On the consumer side, the report found that 70 percent of OECD households have broadband Internet access, bringing access to a larger variety of goods and services online at lower prices. Furthermore, wireless broadband connections are now double that of fixed broadband subscriptions in the OECD changing the way people interact and consume content. From the business perspective, the report confirmed that the restructuring of business models in association with Internet use has led to improved efficiency and rapid growth of new online businesses. At the end of 2011, nearly all companies in OECD countries were connected to the Internet. However, there is clearly room for improvement and growth in the E-Commerce sector as, on average, only 18 percent of businesses with at least 10 employees used the Internet for selling goods and services.
Even though the report admits that it is inherently hard to quantify the economic impact of the Internet because of a lack of a widely accepted methodology or single measure to capture the whole Internet economy, it estimates that in the US at least 3 percent and up to 13 percent of business sector value added could be related to Internet-related activities. Corresponding to these trends, the ICT sector increasingly attracts venture capital with the ICT sector accounting for more than 50 percent of all venture capital in the US, the world’s largest market.
These encouraging findings also extend to the entertainment sector as the report highlights that digital content is one of the most important drivers of consumer Internet adoption, with revenues growing rapidly across all sectors. E.g., according to numbers provided by the International Federation of the Phonographic Industry (IFPI), digital music worldwide accounted for 29 percent of recording companies’ revenues. It is worthwhile to add that there is a huge, untapped potential for growth given that some sectors of the entertainment industry still have to adapt to the digital environment. Moreover, this finding essentially supports CCIA’s conclusions in its recent report “The Sky is Rising,” which has revealed that despite the often very loud statements to the contrary, the entertainment industry has grown over the last decade – in tunewith the growth of the Internet economy. This seems to be increasingly recognized by the entertainment industry as well, as recently seen by MPAA’s Chief Chris Dodd’s recent outreach to Silicon Valley.
The report underlines the fact that in only a decade the ICT sector in general and the Internet in particular have emerged as key drivers of economic growth. In order to reap the full benefits of this transformative and revolutionary process, policymakers must ensure that legislation will not harm the Internet economy and ensure that vested interests do not impede these important economic, political and social changes.

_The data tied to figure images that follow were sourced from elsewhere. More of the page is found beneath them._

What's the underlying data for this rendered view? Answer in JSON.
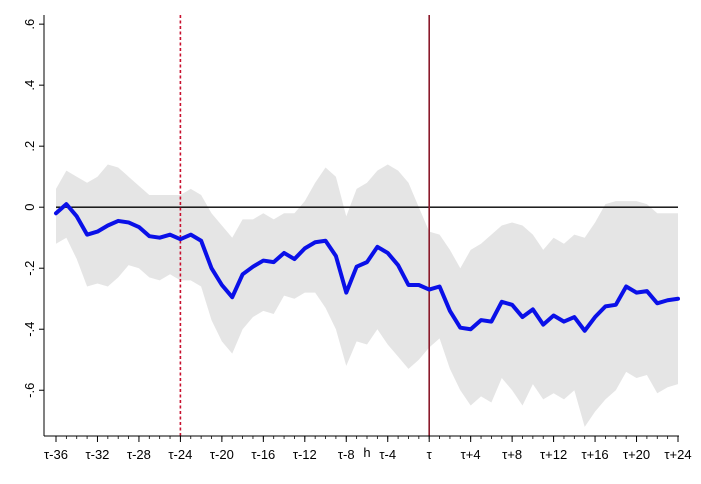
{
  "chart_data": {
    "type": "line",
    "title": "",
    "xlabel": "h",
    "ylabel": "",
    "xlim": [
      -36,
      24
    ],
    "ylim": [
      -0.75,
      0.63
    ],
    "grid": false,
    "legend": "none",
    "x_ticks": [
      {
        "value": -36,
        "label": "τ-36"
      },
      {
        "value": -32,
        "label": "τ-32"
      },
      {
        "value": -28,
        "label": "τ-28"
      },
      {
        "value": -24,
        "label": "τ-24"
      },
      {
        "value": -20,
        "label": "τ-20"
      },
      {
        "value": -16,
        "label": "τ-16"
      },
      {
        "value": -12,
        "label": "τ-12"
      },
      {
        "value": -8,
        "label": "τ-8"
      },
      {
        "value": -4,
        "label": "τ-4"
      },
      {
        "value": 0,
        "label": "τ"
      },
      {
        "value": 4,
        "label": "τ+4"
      },
      {
        "value": 8,
        "label": "τ+8"
      },
      {
        "value": 12,
        "label": "τ+12"
      },
      {
        "value": 16,
        "label": "τ+16"
      },
      {
        "value": 20,
        "label": "τ+20"
      },
      {
        "value": 24,
        "label": "τ+24"
      }
    ],
    "y_ticks": [
      {
        "value": -0.6,
        "label": "-.6"
      },
      {
        "value": -0.4,
        "label": "-.4"
      },
      {
        "value": -0.2,
        "label": "-.2"
      },
      {
        "value": 0,
        "label": "0"
      },
      {
        "value": 0.2,
        "label": ".2"
      },
      {
        "value": 0.4,
        "label": ".4"
      },
      {
        "value": 0.6,
        "label": ".6"
      }
    ],
    "reference_lines": [
      {
        "axis": "y",
        "value": 0,
        "style": "solid",
        "color": "#000000"
      },
      {
        "axis": "x",
        "value": -24,
        "style": "dashed",
        "color": "#c8102e"
      },
      {
        "axis": "x",
        "value": 0,
        "style": "solid",
        "color": "#8b1a2b"
      }
    ],
    "series": [
      {
        "color": "#0a10e8",
        "x": [
          -36,
          -35,
          -34,
          -33,
          -32,
          -31,
          -30,
          -29,
          -28,
          -27,
          -26,
          -25,
          -24,
          -23,
          -22,
          -21,
          -20,
          -19,
          -18,
          -17,
          -16,
          -15,
          -14,
          -13,
          -12,
          -11,
          -10,
          -9,
          -8,
          -7,
          -6,
          -5,
          -4,
          -3,
          -2,
          -1,
          0,
          1,
          2,
          3,
          4,
          5,
          6,
          7,
          8,
          9,
          10,
          11,
          12,
          13,
          14,
          15,
          16,
          17,
          18,
          19,
          20,
          21,
          22,
          23,
          24
        ],
        "values": [
          -0.02,
          0.01,
          -0.03,
          -0.09,
          -0.08,
          -0.06,
          -0.045,
          -0.05,
          -0.065,
          -0.095,
          -0.1,
          -0.09,
          -0.105,
          -0.09,
          -0.11,
          -0.2,
          -0.255,
          -0.295,
          -0.22,
          -0.195,
          -0.175,
          -0.18,
          -0.15,
          -0.17,
          -0.135,
          -0.115,
          -0.11,
          -0.16,
          -0.28,
          -0.195,
          -0.18,
          -0.13,
          -0.15,
          -0.19,
          -0.255,
          -0.255,
          -0.27,
          -0.26,
          -0.34,
          -0.395,
          -0.4,
          -0.37,
          -0.375,
          -0.31,
          -0.32,
          -0.36,
          -0.335,
          -0.385,
          -0.355,
          -0.375,
          -0.36,
          -0.405,
          -0.36,
          -0.325,
          -0.32,
          -0.26,
          -0.28,
          -0.275,
          -0.315,
          -0.305,
          -0.3
        ]
      }
    ],
    "confidence_band": {
      "color": "#e5e5e5",
      "upper": [
        0.06,
        0.12,
        0.1,
        0.08,
        0.1,
        0.14,
        0.13,
        0.1,
        0.07,
        0.04,
        0.04,
        0.04,
        0.04,
        0.06,
        0.04,
        -0.02,
        -0.06,
        -0.1,
        -0.04,
        -0.04,
        -0.02,
        -0.04,
        -0.02,
        -0.02,
        0.02,
        0.08,
        0.13,
        0.1,
        -0.03,
        0.06,
        0.08,
        0.12,
        0.14,
        0.12,
        0.08,
        0.0,
        -0.08,
        -0.09,
        -0.14,
        -0.2,
        -0.14,
        -0.12,
        -0.09,
        -0.06,
        -0.05,
        -0.06,
        -0.09,
        -0.14,
        -0.1,
        -0.12,
        -0.09,
        -0.1,
        -0.05,
        0.01,
        0.02,
        0.02,
        0.02,
        0.01,
        -0.02,
        -0.02,
        -0.02
      ],
      "lower": [
        -0.12,
        -0.1,
        -0.17,
        -0.26,
        -0.25,
        -0.26,
        -0.23,
        -0.19,
        -0.2,
        -0.23,
        -0.24,
        -0.22,
        -0.24,
        -0.24,
        -0.26,
        -0.37,
        -0.44,
        -0.48,
        -0.4,
        -0.36,
        -0.34,
        -0.35,
        -0.29,
        -0.3,
        -0.28,
        -0.28,
        -0.33,
        -0.4,
        -0.52,
        -0.44,
        -0.45,
        -0.4,
        -0.45,
        -0.49,
        -0.53,
        -0.5,
        -0.46,
        -0.43,
        -0.53,
        -0.6,
        -0.65,
        -0.62,
        -0.64,
        -0.56,
        -0.6,
        -0.65,
        -0.58,
        -0.63,
        -0.61,
        -0.63,
        -0.6,
        -0.72,
        -0.67,
        -0.63,
        -0.6,
        -0.54,
        -0.56,
        -0.55,
        -0.61,
        -0.59,
        -0.58
      ]
    }
  }
}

Internet openness and balanced approaches to intellectual property policy are among the most fundamental ingredients for the tech sector to thrive and to help lead the economic recovery.
Last but not least, there is a clear opportunity for Europe to take advantage of the growth generated by the ICT sector. What is needed now is a clear policy framework supporting that growth and the identification of bottlenecks slowing down the development of the digital economy. In the area of intellectual property rights, a recent report by Josh Lerner has shown that legal uncertainty around the scope of copyright clearly disadvantages Europe relative to the US in attracting venture capital for cloud computing companies. This is just one example of where policymakers have yet to realize that a lot needs to be done to take full advantage of the huge potential so clearly identified in the OECD report.